What is Debt to Income Ratio?
What is Debt to Income ratio? Debt to Income Ratio is the ratio that defines your net worth. Net Worth is the number that combines all your liquid and non-liquid assets together and subtracts your debt. Your Debt should be less than your assets. The reason for this is to prevent you from losing money. You should always have a positive net worth and should never if at all possible, go negative. People that end up going negative on their ratio tend to declare bankruptcy or end up financially ruined.
How does Debt to Income Ratio Work?
“For example, if you pay $1500 a month for your mortgage and another $100 a month for an auto loan and $400 a month for the rest of your debts, your monthly debt payments are $2,000. ($1500 + $100 + $400 = $2,000.) If your gross monthly income is $6,000, then your debt-to-income ratio is 33 percent. ($2,000 is 33% of $6,000.)” states the Consumer Finance Protection Burro.
How can this ratio affect me?
Banks look at your ratio to determine your financial ability to pay back any money that is borrowed. For example, if you are needing a $10,000 loan from a bank. But have a 75% Debt to Income Ratio. You likely will not be getting that loan. You will be seen as high-risk and therefore they will not take the chance on you.
What is the 43% rule?
The 43% rule is a guideline for your debt to income ratio. When you have a higher ratio it then becomes significantly harder to get loans. You can be approved for loans if you have a higher debt to income ratio.
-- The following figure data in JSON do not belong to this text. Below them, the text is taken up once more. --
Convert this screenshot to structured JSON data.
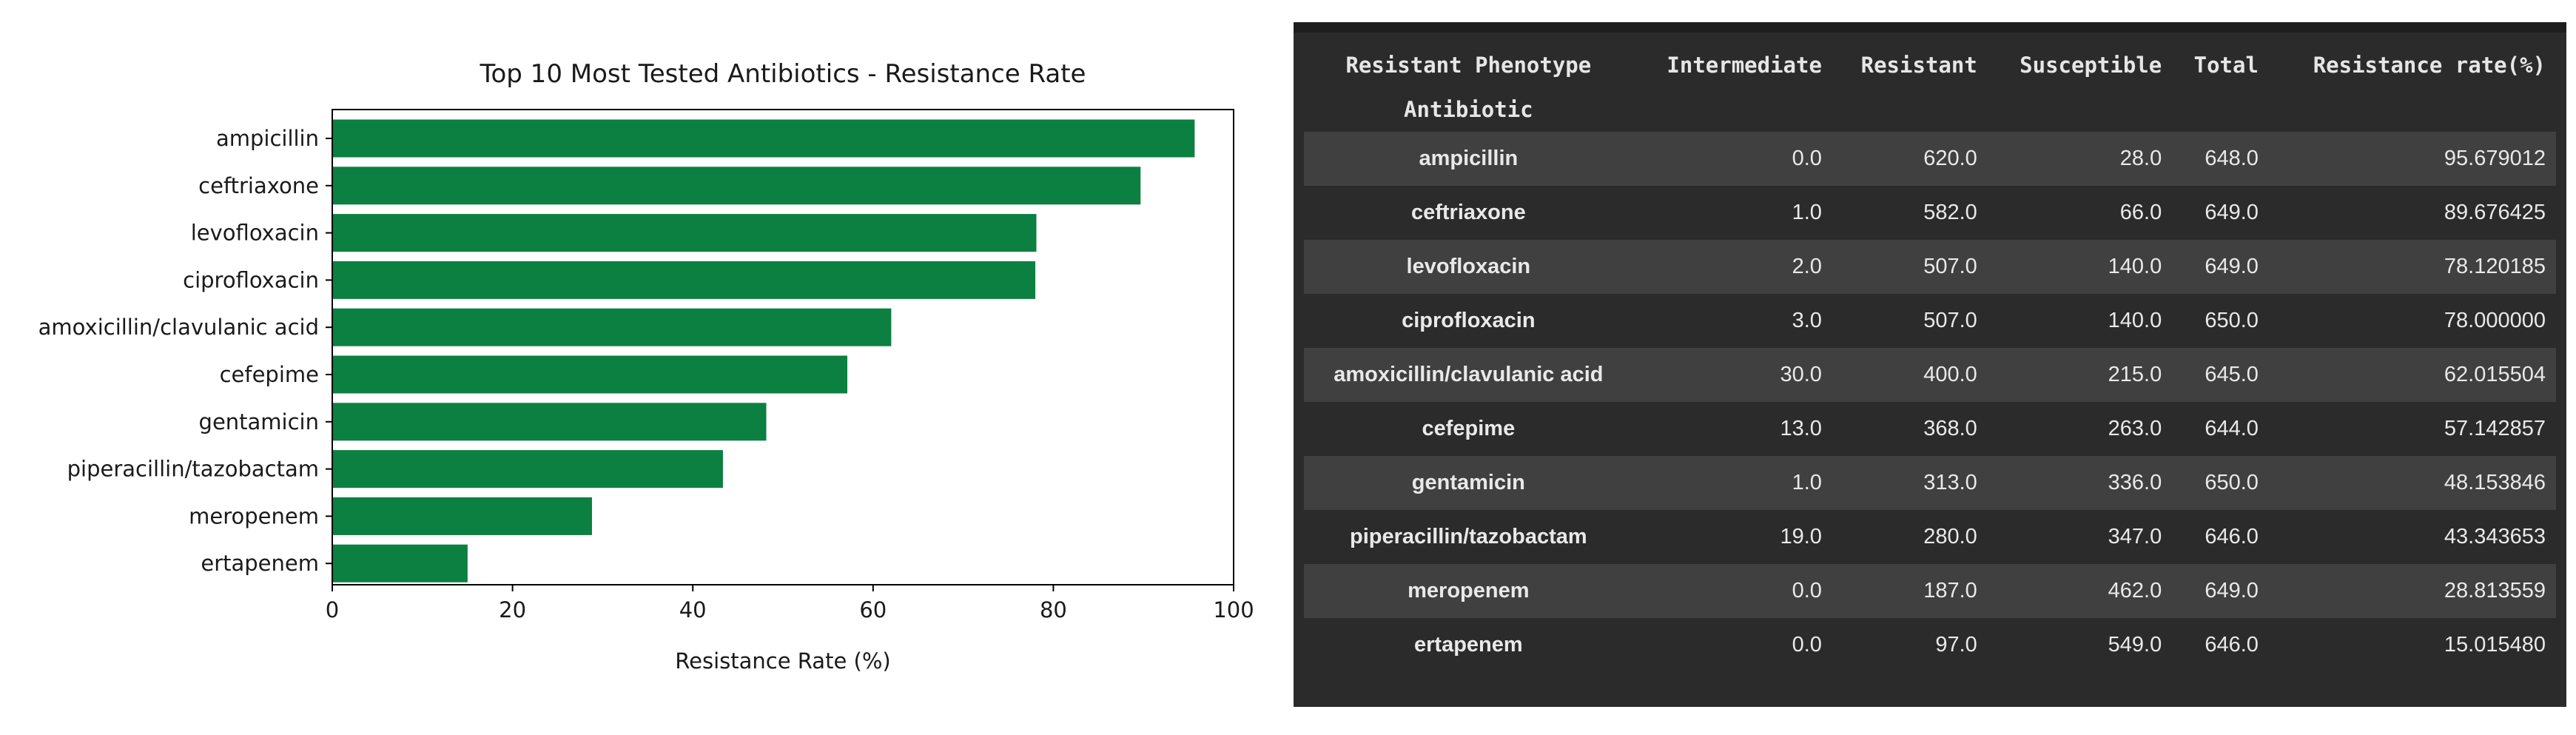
{
  "chart_data": {
    "type": "bar",
    "orientation": "horizontal",
    "title": "Top 10 Most Tested Antibiotics - Resistance Rate",
    "xlabel": "Resistance Rate (%)",
    "ylabel": "",
    "xlim": [
      0,
      100
    ],
    "xticks": [
      0,
      20,
      40,
      60,
      80,
      100
    ],
    "categories": [
      "ampicillin",
      "ceftriaxone",
      "levofloxacin",
      "ciprofloxacin",
      "amoxicillin/clavulanic acid",
      "cefepime",
      "gentamicin",
      "piperacillin/tazobactam",
      "meropenem",
      "ertapenem"
    ],
    "values": [
      95.679012,
      89.676425,
      78.120185,
      78.0,
      62.015504,
      57.142857,
      48.153846,
      43.343653,
      28.813559,
      15.01548
    ],
    "bar_color": "#0b8040",
    "grid": false
  },
  "table": {
    "columns_label": "Resistant Phenotype",
    "index_label": "Antibiotic",
    "columns": [
      "Intermediate",
      "Resistant",
      "Susceptible",
      "Total",
      "Resistance rate(%)"
    ],
    "rows": [
      {
        "antibiotic": "ampicillin",
        "cells": [
          "0.0",
          "620.0",
          "28.0",
          "648.0",
          "95.679012"
        ]
      },
      {
        "antibiotic": "ceftriaxone",
        "cells": [
          "1.0",
          "582.0",
          "66.0",
          "649.0",
          "89.676425"
        ]
      },
      {
        "antibiotic": "levofloxacin",
        "cells": [
          "2.0",
          "507.0",
          "140.0",
          "649.0",
          "78.120185"
        ]
      },
      {
        "antibiotic": "ciprofloxacin",
        "cells": [
          "3.0",
          "507.0",
          "140.0",
          "650.0",
          "78.000000"
        ]
      },
      {
        "antibiotic": "amoxicillin/clavulanic acid",
        "cells": [
          "30.0",
          "400.0",
          "215.0",
          "645.0",
          "62.015504"
        ]
      },
      {
        "antibiotic": "cefepime",
        "cells": [
          "13.0",
          "368.0",
          "263.0",
          "644.0",
          "57.142857"
        ]
      },
      {
        "antibiotic": "gentamicin",
        "cells": [
          "1.0",
          "313.0",
          "336.0",
          "650.0",
          "48.153846"
        ]
      },
      {
        "antibiotic": "piperacillin/tazobactam",
        "cells": [
          "19.0",
          "280.0",
          "347.0",
          "646.0",
          "43.343653"
        ]
      },
      {
        "antibiotic": "meropenem",
        "cells": [
          "0.0",
          "187.0",
          "462.0",
          "649.0",
          "28.813559"
        ]
      },
      {
        "antibiotic": "ertapenem",
        "cells": [
          "0.0",
          "97.0",
          "549.0",
          "646.0",
          "15.015480"
        ]
      }
    ]
  }
}
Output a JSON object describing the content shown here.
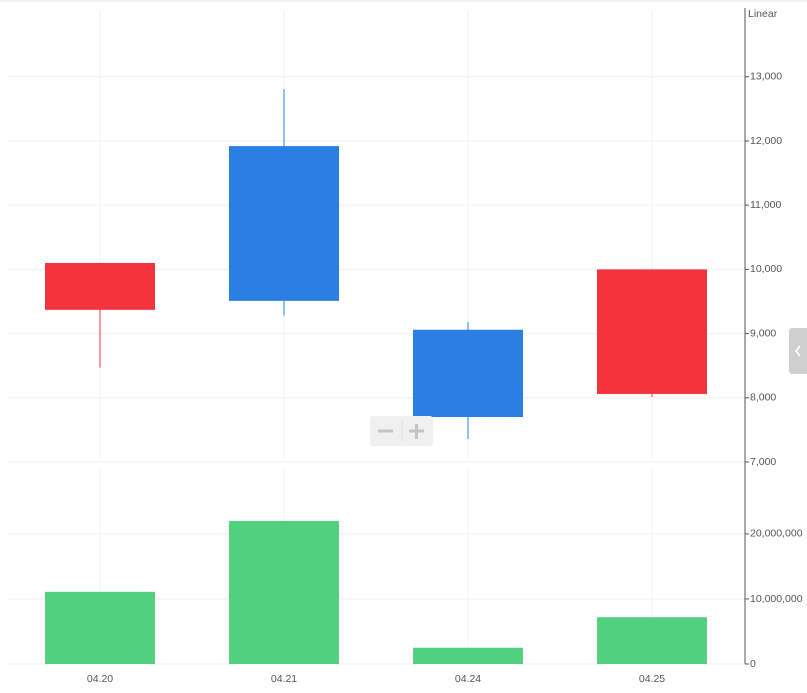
{
  "chart_data": [
    {
      "type": "candlestick",
      "scale_label": "Linear",
      "open": [
        9370,
        11920,
        9060,
        8060
      ],
      "high": [
        10100,
        12810,
        9180,
        10000
      ],
      "low": [
        8470,
        9280,
        7360,
        8010
      ],
      "close": [
        10100,
        9510,
        7700,
        10000
      ],
      "up_color": "#f4333f",
      "down_color": "#2b7ee3",
      "ylim": [
        7000,
        14040
      ],
      "yticks": [
        {
          "value": 7000,
          "label": "7,000"
        },
        {
          "value": 8000,
          "label": "8,000"
        },
        {
          "value": 9000,
          "label": "9,000"
        },
        {
          "value": 10000,
          "label": "10,000"
        },
        {
          "value": 11000,
          "label": "11,000"
        },
        {
          "value": 12000,
          "label": "12,000"
        },
        {
          "value": 13000,
          "label": "13,000"
        }
      ],
      "grid": true
    },
    {
      "type": "bar",
      "categories": [
        "04.20",
        "04.21",
        "04.24",
        "04.25"
      ],
      "values": [
        11100000,
        22000000,
        2500000,
        7200000
      ],
      "color": "#51d17e",
      "ylim": [
        0,
        30300000
      ],
      "yticks": [
        0,
        {
          "value": 10000000,
          "label": "10,000,000"
        },
        {
          "value": 20000000,
          "label": "20,000,000"
        }
      ],
      "grid": true
    }
  ]
}
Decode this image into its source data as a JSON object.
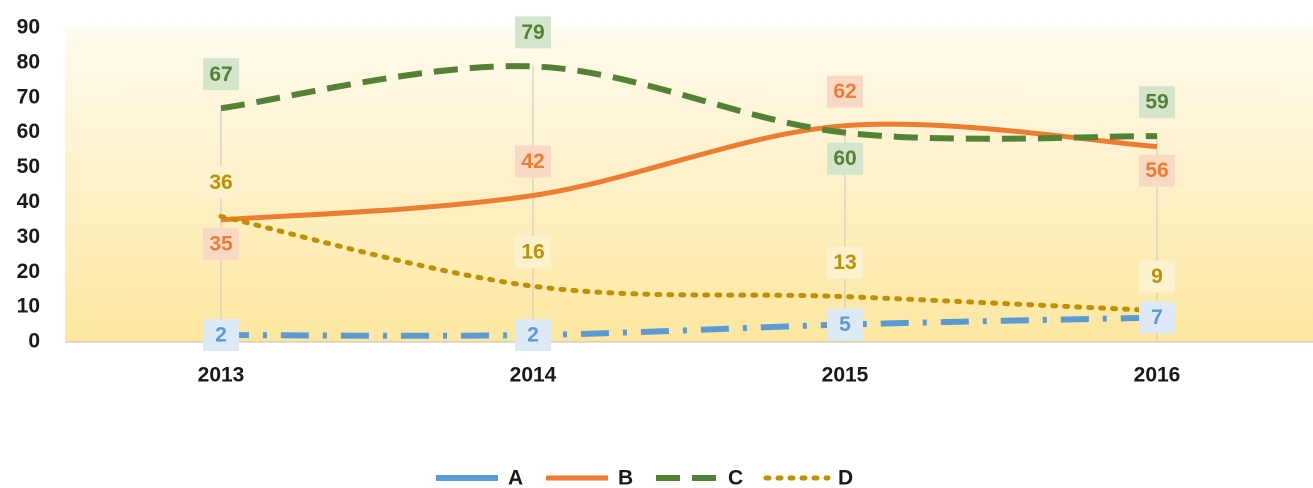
{
  "chart_data": {
    "type": "line",
    "categories": [
      "2013",
      "2014",
      "2015",
      "2016"
    ],
    "series": [
      {
        "name": "A",
        "color": "#5b9bd5",
        "values": [
          2,
          2,
          5,
          7
        ]
      },
      {
        "name": "B",
        "color": "#ed7d31",
        "values": [
          35,
          42,
          62,
          56
        ]
      },
      {
        "name": "C",
        "color": "#548235",
        "values": [
          67,
          79,
          60,
          59
        ]
      },
      {
        "name": "D",
        "color": "#bf9000",
        "values": [
          36,
          16,
          13,
          9
        ]
      }
    ],
    "ylim": [
      0,
      90
    ],
    "yticks": [
      0,
      10,
      20,
      30,
      40,
      50,
      60,
      70,
      80,
      90
    ],
    "smooth": true,
    "legend": "bottom"
  }
}
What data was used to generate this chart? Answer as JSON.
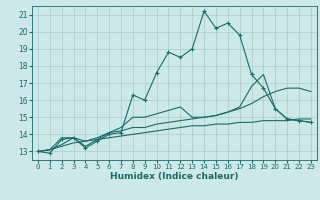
{
  "xlabel": "Humidex (Indice chaleur)",
  "xlim": [
    -0.5,
    23.5
  ],
  "ylim": [
    12.5,
    21.5
  ],
  "xticks": [
    0,
    1,
    2,
    3,
    4,
    5,
    6,
    7,
    8,
    9,
    10,
    11,
    12,
    13,
    14,
    15,
    16,
    17,
    18,
    19,
    20,
    21,
    22,
    23
  ],
  "yticks": [
    13,
    14,
    15,
    16,
    17,
    18,
    19,
    20,
    21
  ],
  "bg_color": "#cce8e8",
  "line_color": "#1a6b6b",
  "grid_color": "#aacccc",
  "lines": [
    [
      13.0,
      12.9,
      13.7,
      13.8,
      13.2,
      13.6,
      14.0,
      14.1,
      16.3,
      16.0,
      17.6,
      18.8,
      18.5,
      19.0,
      21.2,
      20.2,
      20.5,
      19.8,
      17.5,
      16.7,
      15.5,
      14.9,
      14.8,
      14.7
    ],
    [
      13.0,
      13.1,
      13.8,
      13.8,
      13.3,
      13.7,
      14.1,
      14.4,
      15.0,
      15.0,
      15.2,
      15.4,
      15.6,
      15.0,
      15.0,
      15.1,
      15.3,
      15.6,
      16.8,
      17.5,
      15.5,
      14.9,
      14.8,
      14.7
    ],
    [
      13.0,
      13.1,
      13.4,
      13.8,
      13.6,
      13.8,
      14.1,
      14.2,
      14.4,
      14.4,
      14.6,
      14.7,
      14.8,
      14.9,
      15.0,
      15.1,
      15.3,
      15.5,
      15.8,
      16.2,
      16.5,
      16.7,
      16.7,
      16.5
    ],
    [
      13.0,
      13.1,
      13.3,
      13.5,
      13.6,
      13.7,
      13.8,
      13.9,
      14.0,
      14.1,
      14.2,
      14.3,
      14.4,
      14.5,
      14.5,
      14.6,
      14.6,
      14.7,
      14.7,
      14.8,
      14.8,
      14.8,
      14.9,
      14.9
    ]
  ]
}
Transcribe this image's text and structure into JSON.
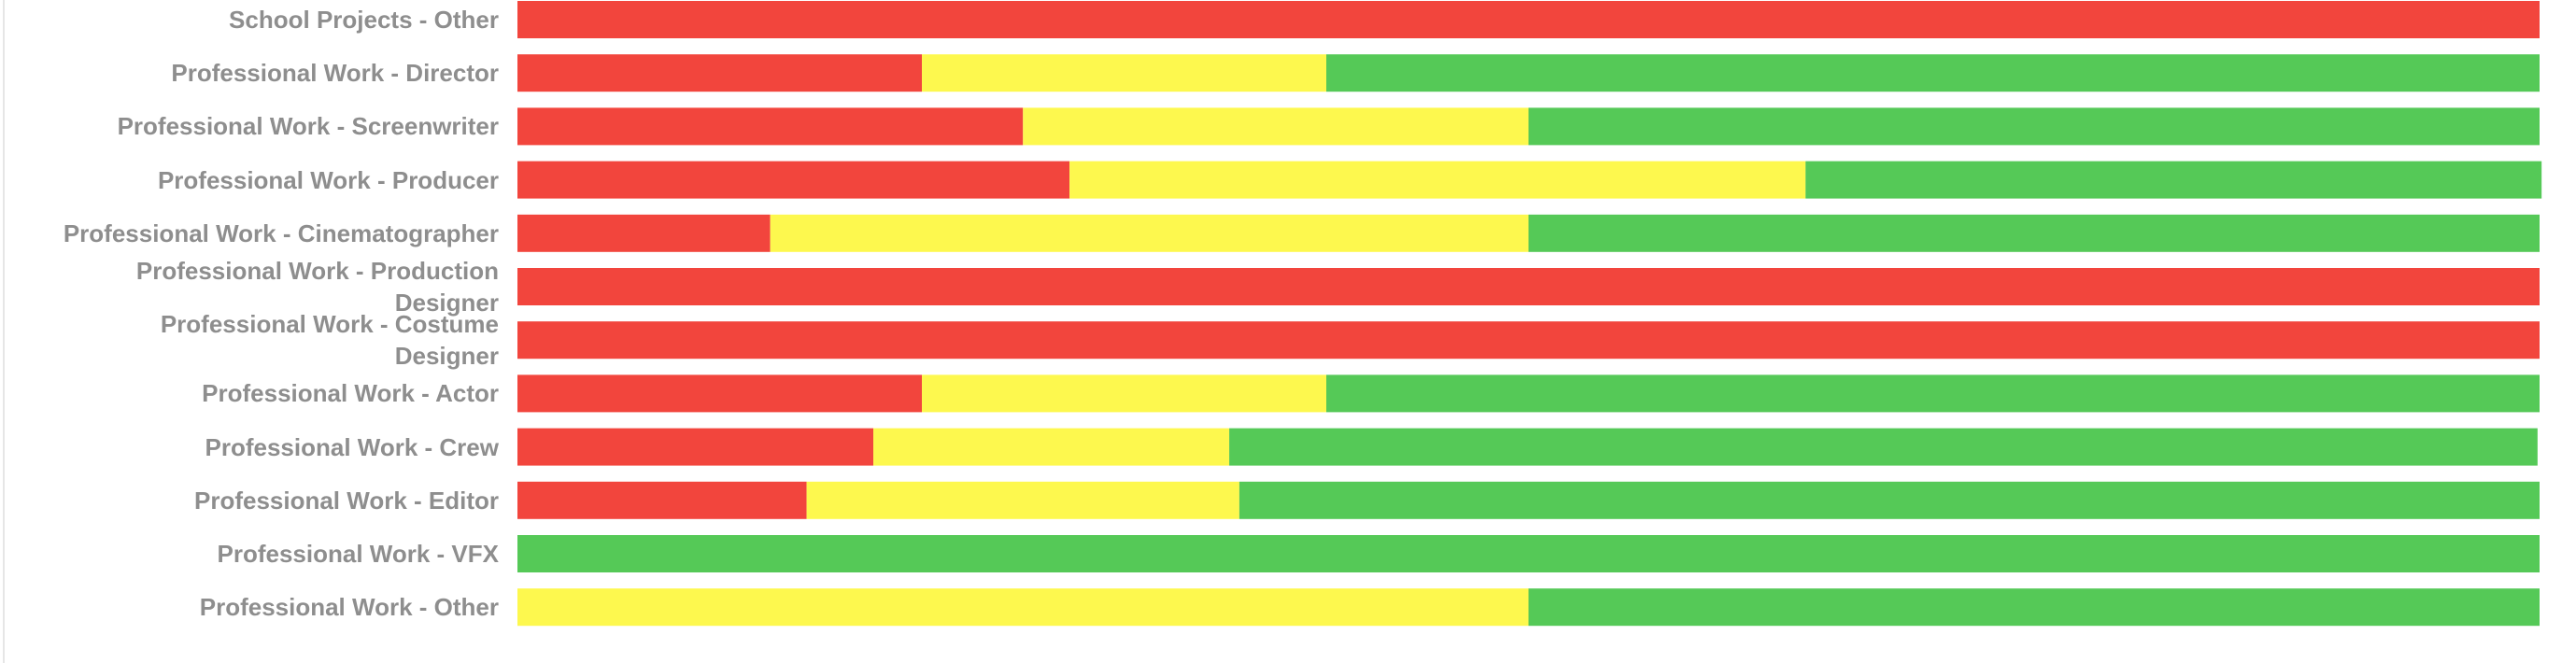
{
  "chart_data": {
    "type": "stacked-bar-horizontal",
    "categories": [
      "School Projects - Other",
      "Professional Work - Director",
      "Professional Work - Screenwriter",
      "Professional Work - Producer",
      "Professional Work - Cinematographer",
      "Professional Work - Production Designer",
      "Professional Work - Costume Designer",
      "Professional Work - Actor",
      "Professional Work - Crew",
      "Professional Work - Editor",
      "Professional Work - VFX",
      "Professional Work - Other"
    ],
    "series": [
      {
        "color": "#f2453d",
        "values": [
          100,
          20,
          25,
          27.3,
          12.5,
          100,
          100,
          20,
          17.6,
          14.3,
          0,
          0
        ]
      },
      {
        "color": "#fdf84e",
        "values": [
          0,
          20,
          25,
          36.4,
          37.5,
          0,
          0,
          20,
          17.6,
          21.4,
          0,
          50
        ]
      },
      {
        "color": "#55c957",
        "values": [
          0,
          60,
          50,
          36.4,
          50,
          0,
          0,
          60,
          64.7,
          64.3,
          100,
          50
        ]
      }
    ],
    "xlim": [
      0,
      100
    ]
  }
}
However, in the case of mortgages, you likely will not qualify for a qualified mortgage.
What is a Qualified Mortgage?
“A Qualified Mortgage is a category of loans that have certain, more stable features that help make it more likely that you’ll be able to afford your loan.” states the Consumer Finance Protection Burro. This is important because a non-qualified mortgage can be devastating and cause significant financial strain on you and your family. Finances are the foundation of everything we do. The best way to concur with them is to understand them. Do your research before taking out any type of loan, mortgage, or credit card. It’s better to know more about what you’re signing then to not know what you just signed. When in doubt ask questions.